The researchers point out that most AI agents only respond after a user gives a prompt. They call this reactive approach a missed chance. Speaking about their work, they said the idle time between chats is largely wasted, so agents cannot get ready for future needs.
How ProAct works
ProAct operates in distinct stages. First, it predicts likely follow-up questions by analyzing past conversations, user preferences, and gaps in information. The system then decides which predictions to research based on relevance, timing, and potential usefulness. A separate mechanism decides whether to show the prepared answer, save it for later, or just store it. This creates what they call a closed-loop system that can respond proactively.

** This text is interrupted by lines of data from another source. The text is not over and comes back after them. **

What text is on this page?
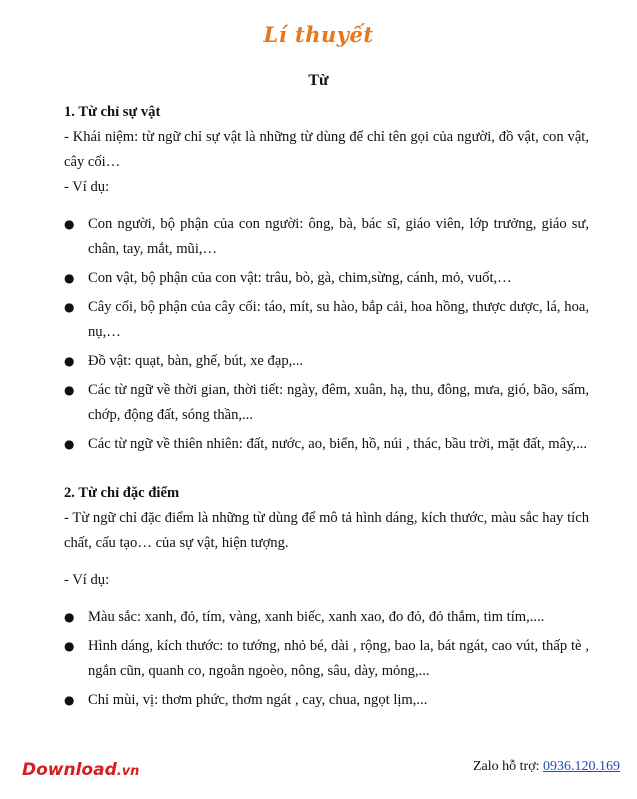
Lí thuyết
Từ

1. Từ chỉ sự vật

- Khái niệm: từ ngữ chỉ sự vật là những từ dùng để chỉ tên gọi của người, đồ vật, con vật, cây cối…

- Ví dụ:

● Con người, bộ phận của con người: ông, bà, bác sĩ, giáo viên, lớp trưởng, giáo sư, chân, tay, mắt, mũi,…
● Con vật, bộ phận của con vật: trâu, bò, gà, chim,sừng, cánh, mỏ, vuốt,…
● Cây cối, bộ phận của cây cối: táo, mít, su hào, bắp cải, hoa hồng, thược dược, lá, hoa, nụ,…
● Đồ vật: quạt, bàn, ghế, bút, xe đạp,...
● Các từ ngữ về thời gian, thời tiết: ngày, đêm, xuân, hạ, thu, đông, mưa, gió, bão, sấm, chớp, động đất, sóng thần,...
● Các từ ngữ về thiên nhiên: đất, nước, ao, biển, hồ, núi , thác, bầu trời, mặt đất, mây,...

2. Từ chỉ đặc điểm

- Từ ngữ chỉ đặc điểm là những từ dùng để mô tả hình dáng, kích thước, màu sắc hay tích chất, cấu tạo… của sự vật, hiện tượng.

- Ví dụ:

● Màu sắc: xanh, đỏ, tím, vàng, xanh biếc, xanh xao, đo đỏ, đỏ thắm, tim tím,....
● Hình dáng, kích thước: to tướng, nhỏ bé, dài , rộng, bao la, bát ngát, cao vút, thấp tè , ngắn cũn, quanh co, ngoằn ngoèo, nông, sâu, dày, mỏng,...
● Chỉ mùi, vị: thơm phức, thơm ngát , cay, chua, ngọt lịm,...
Download.vn	Zalo hỗ trợ: 0936.120.169
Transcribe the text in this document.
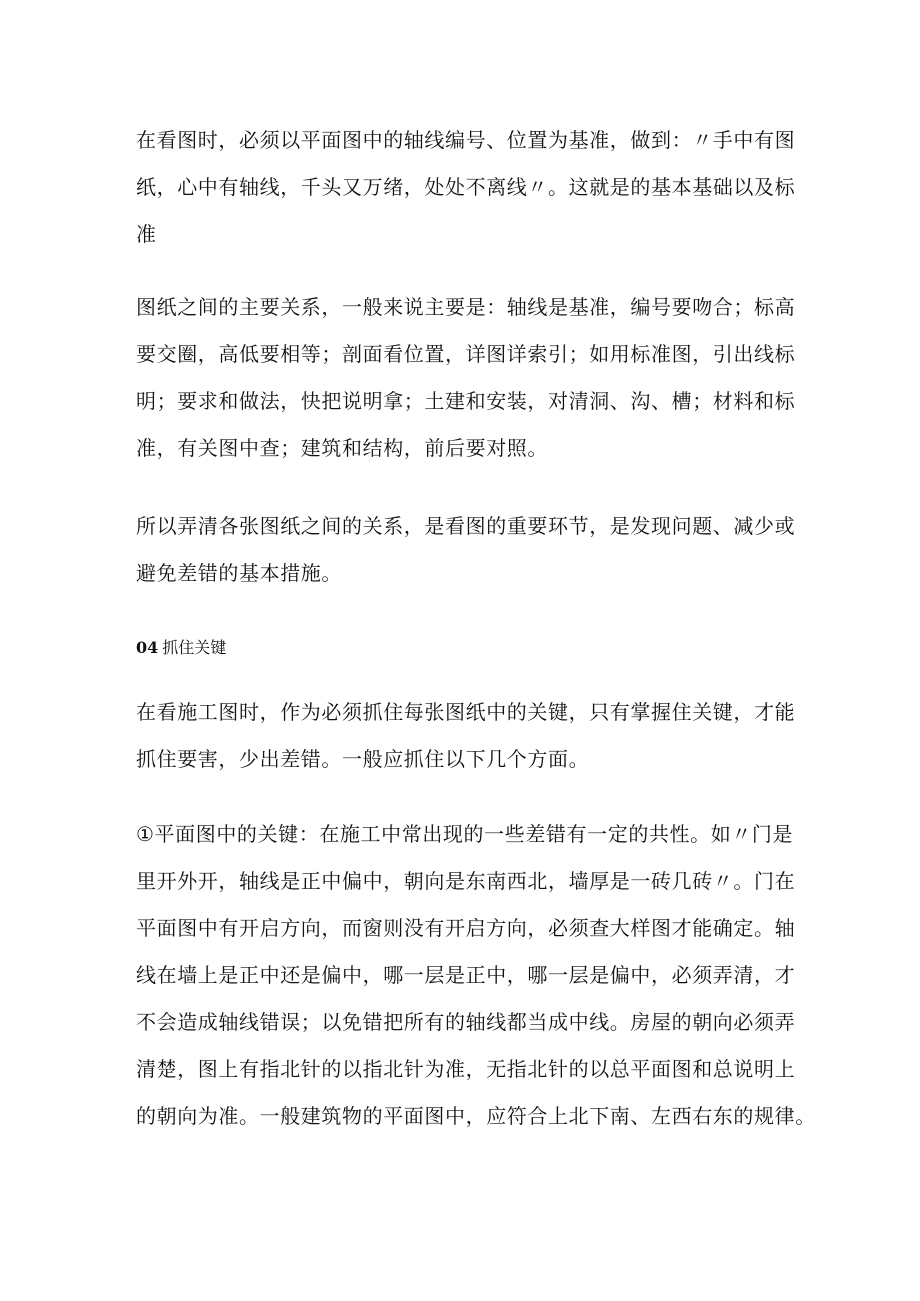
在看图时，必须以平面图中的轴线编号、位置为基准，做到：〃手中有图
纸，心中有轴线，千头又万绪，处处不离线〃。这就是的基本基础以及标
准

图纸之间的主要关系，一般来说主要是：轴线是基准，编号要吻合；标高
要交圈，高低要相等；剖面看位置，详图详索引；如用标准图，引出线标
明；要求和做法，快把说明拿；土建和安装，对清洞、沟、槽；材料和标
准，有关图中查；建筑和结构，前后要对照。

所以弄清各张图纸之间的关系，是看图的重要环节，是发现问题、减少或
避免差错的基本措施。

04 抓住关键

在看施工图时，作为必须抓住每张图纸中的关键，只有掌握住关键，才能
抓住要害，少出差错。一般应抓住以下几个方面。

①平面图中的关键：在施工中常出现的一些差错有一定的共性。如〃门是
里开外开，轴线是正中偏中，朝向是东南西北，墙厚是一砖几砖〃。门在
平面图中有开启方向，而窗则没有开启方向，必须查大样图才能确定。轴
线在墙上是正中还是偏中，哪一层是正中，哪一层是偏中，必须弄清，才
不会造成轴线错误；以免错把所有的轴线都当成中线。房屋的朝向必须弄
清楚，图上有指北针的以指北针为准，无指北针的以总平面图和总说明上
的朝向为准。一般建筑物的平面图中，应符合上北下南、左西右东的规律。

According to the study, this avoids computing everything on the fly. They wrote that after each interaction, the agent updates its memory, predicts possible needs, allocates idle-time computation, and decides how to handle the results. This ties prediction, acquisition, and delivery together rather than treating idle time as random background search.

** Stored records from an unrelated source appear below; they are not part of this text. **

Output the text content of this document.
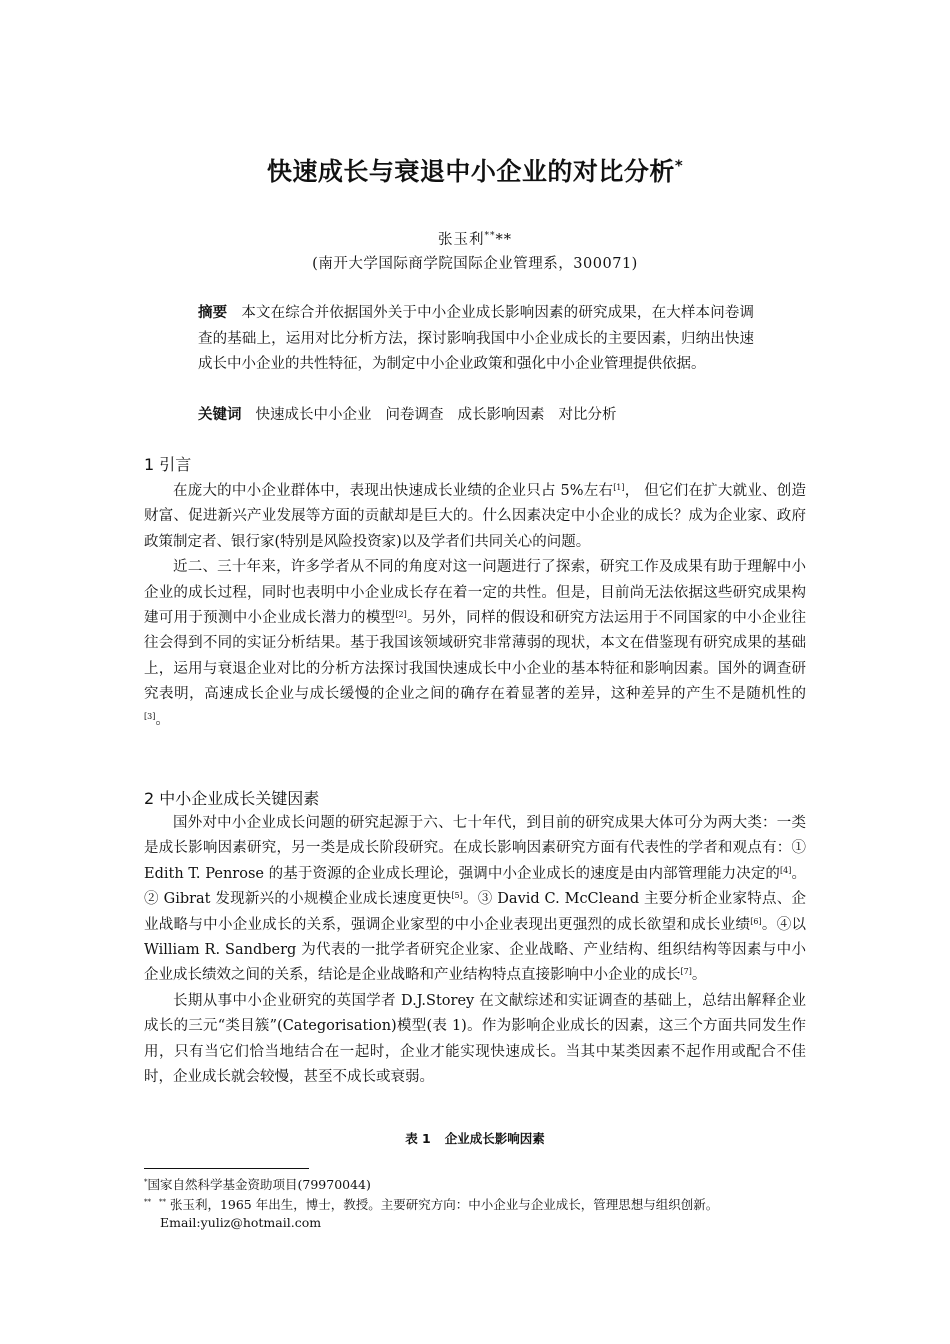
快速成长与衰退中小企业的对比分析*
张玉利****
(南开大学国际商学院国际企业管理系，300071)
摘要 本文在综合并依据国外关于中小企业成长影响因素的研究成果，在大样本问卷调查的基础上，运用对比分析方法，探讨影响我国中小企业成长的主要因素，归纳出快速成长中小企业的共性特征，为制定中小企业政策和强化中小企业管理提供依据。
关键词 快速成长中小企业 问卷调查 成长影响因素 对比分析
1 引言

在庞大的中小企业群体中，表现出快速成长业绩的企业只占 5%左右[1]， 但它们在扩大就业、创造财富、促进新兴产业发展等方面的贡献却是巨大的。什么因素决定中小企业的成长？成为企业家、政府政策制定者、银行家(特别是风险投资家)以及学者们共同关心的问题。

近二、三十年来，许多学者从不同的角度对这一问题进行了探索，研究工作及成果有助于理解中小企业的成长过程，同时也表明中小企业成长存在着一定的共性。但是，目前尚无法依据这些研究成果构建可用于预测中小企业成长潜力的模型[2]。另外，同样的假设和研究方法运用于不同国家的中小企业往往会得到不同的实证分析结果。基于我国该领域研究非常薄弱的现状，本文在借鉴现有研究成果的基础上，运用与衰退企业对比的分析方法探讨我国快速成长中小企业的基本特征和影响因素。国外的调查研究表明，高速成长企业与成长缓慢的企业之间的确存在着显著的差异，这种差异的产生不是随机性的[3]。

2 中小企业成长关键因素

国外对中小企业成长问题的研究起源于六、七十年代，到目前的研究成果大体可分为两大类：一类是成长影响因素研究，另一类是成长阶段研究。在成长影响因素研究方面有代表性的学者和观点有：① Edith T. Penrose 的基于资源的企业成长理论，强调中小企业成长的速度是由内部管理能力决定的[4]。② Gibrat 发现新兴的小规模企业成长速度更快[5]。③ David C. McCleand 主要分析企业家特点、企业战略与中小企业成长的关系，强调企业家型的中小企业表现出更强烈的成长欲望和成长业绩[6]。④以 William R. Sandberg 为代表的一批学者研究企业家、企业战略、产业结构、组织结构等因素与中小企业成长绩效之间的关系，结论是企业战略和产业结构特点直接影响中小企业的成长[7]。

长期从事中小企业研究的英国学者 D.J.Storey 在文献综述和实证调查的基础上，总结出解释企业成长的三元“类目簇”(Categorisation)模型(表 1)。作为影响企业成长的因素，这三个方面共同发生作用，只有当它们恰当地结合在一起时，企业才能实现快速成长。当其中某类因素不起作用或配合不佳时，企业成长就会较慢，甚至不成长或衰弱。

表 1 企业成长影响因素
*国家自然科学基金资助项目(79970044)
** ** 张玉利，1965 年出生，博士，教授。主要研究方向：中小企业与企业成长，管理思想与组织创新。
Email:yuliz@hotmail.com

Test results and limitations
The researchers tested ProAct in 200 simulations across 40 domains, including financial planning, software release management, and cybersecurity. They observed a 14.8% reduction in conversation turns and an 11.7% decrease in follow-up requests. Using a benchmark called ProActEval, ProAct anticipated 703 predictable user needs compared to just 32 for an earlier system. There was also a 28.1% drop in hallucinations.
Still, the study had limitations. In about 3% of cases, the system made responses worse by introducing irrelevant information. The paper also noted that real-world deployment would need strong privacy protections, since the system constantly analyzes conversations and stores user data. Budget analysis showed that larger idle-time computation budgets raise active-token costs and lead to diminishing returns.
The broader context
This research comes as autonomous AI agents grow across the tech industry. Projects like OpenClaw and Hermes Agent already provide persistent assistants that handle longer, independent tasks such as coding, scheduling, and workflow automation with less human input.
But there are also warnings. Separate researchers recently cautioned that AI agents might complete dangerous tasks without understanding the consequences. One lead author said these agents can be extremely useful but sometimes prioritize achieving the goal over understanding the bigger picture. They compared the behavior to a cartoon character marching forward blindly.
In summary, ProAct shows promise for proactive AI systems, but it also highlights trade-offs in cost, privacy, and reliability. The work suggests that making AI less “reactive” is possible, but perhaps it comes with its own set of complications.